Section 6 of the Act also states that the Commission has the power to prohibit the acquisition of one company by another company, and the acquisition of the assets of one company by another company.

The range of transactions therefore falling under the jurisdiction of the Commission includes several different types of combinations and arrangements. The most obvious example is where a company proposes to buy a majority shareholding or a significant minority shareholding in another company. However, a merger subject to the Act may also include the purchase of assets such as businesses, plant and equipment, intellectual property or the formation of a joint venture.

The key merger prohibition is found in Section 20(1) of the Fair Competition Act (Act), which states:

“From the commencement of this Act, all mergers by an enterprise that

(a) by itself controls, or

(b) together with any other enterprise with which it intends to effect the merger is likely to control not less than 40 per cent of any market or other such amount of the market as the Minister may by Order prescribe are prohibited unless permitted by the Commission in accordance with this section.”

Section 20(2) also states that if an enterprise wishes to effect a merger, an application must be made to the Commission for permission to do so.

Based on these provisions Barbados can be said to have a mandatory notification system, which requires parties to contact the Commission once the transaction meets the threshold level established.

Parties are strongly encouraged to approach the Commission on a formal or informal basis, as soon as a proposed acquisition that may be subject to the Act is certain to proceed, and to do so well before the completion of any merger. Merging parties that believe a proposed merger will breach the 40% market share threshold should as early as possible provide the Commission with the requisite information using the Merger Application Form (Schedule of Statutory Instrument 2009 No. 104). This form requires information such as the background of the companies, the reasons for the transaction, the efficiencies to be generated as well as supporting financial information. This information will help the Commission to make a final decision on the matter in a timely manner.

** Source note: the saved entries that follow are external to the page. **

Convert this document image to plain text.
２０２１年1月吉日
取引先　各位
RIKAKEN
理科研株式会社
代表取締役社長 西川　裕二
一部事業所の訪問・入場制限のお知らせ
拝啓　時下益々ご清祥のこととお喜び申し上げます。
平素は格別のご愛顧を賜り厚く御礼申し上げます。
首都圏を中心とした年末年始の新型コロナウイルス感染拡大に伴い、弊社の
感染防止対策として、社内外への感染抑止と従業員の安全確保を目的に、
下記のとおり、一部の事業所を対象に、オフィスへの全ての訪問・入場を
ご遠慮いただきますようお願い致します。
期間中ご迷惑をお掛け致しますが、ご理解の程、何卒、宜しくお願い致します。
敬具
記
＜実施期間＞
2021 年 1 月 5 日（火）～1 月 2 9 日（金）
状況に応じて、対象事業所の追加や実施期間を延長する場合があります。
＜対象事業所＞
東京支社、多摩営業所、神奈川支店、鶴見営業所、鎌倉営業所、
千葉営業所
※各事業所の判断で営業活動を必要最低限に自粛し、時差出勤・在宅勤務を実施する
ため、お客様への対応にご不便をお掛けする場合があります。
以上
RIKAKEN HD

Once the transaction is placed before the Commission, an investigation into the proposed merger is conducted. The Commission examines the transaction giving consideration to whether the merger is likely to:

  • create a firm with market power or market dominance, or is likely to enhance the existing power or dominance of a firm;
  • reduce the availability of closely substitutable goods or services after the merger is completed; or
  • cause substantial harm to competition, consumers and the economy of Barbados.

If a proposed merger does raise substantial competition concerns the Commission may still permit the merger to proceed if it can be demonstrated that the merger is likely to bring about significant efficiency gains that can more than offset the competition concerns.

If a proposed merger is not permissible in its existing form, in some instances the Commission will indicate to the parties how its concerns might be remedied by modifying the proposal so that the merger does not contravene the Act.

If the merger parties also consider that the transaction could be modified to reduce or eliminate the Commission’s concerns, they may choose to offer the Commission binding undertakings aimed at restructuring the proposal to address the problem areas identified. If this occurs the Commission will permit the merger. These actions are designed to reduce the anti-competitive detriment associated with the proposed merger.

However, if upon the conclusion of its investigation and the exhaustion of possible remedies, the Commission determines that a proposed merger is likely to contravene the Act it will serve a copy of its findings on the applicant indicating that completion of the merger is prohibited.

Generally the prohibition of a merger is a last resort and is rare among competition authorities. For example, the European Commission last year reported that it had prohibited 21 mergers out of approximately 4,500 transactions reviewed since the European Union Merger Regulation came into force in September 1990. Similarly, the Fair Trading Commission recognises the importance and value of mergers to economic activity and only in circumstances where the detriment to competition is overwhelming, is the transaction likely to be prohibited.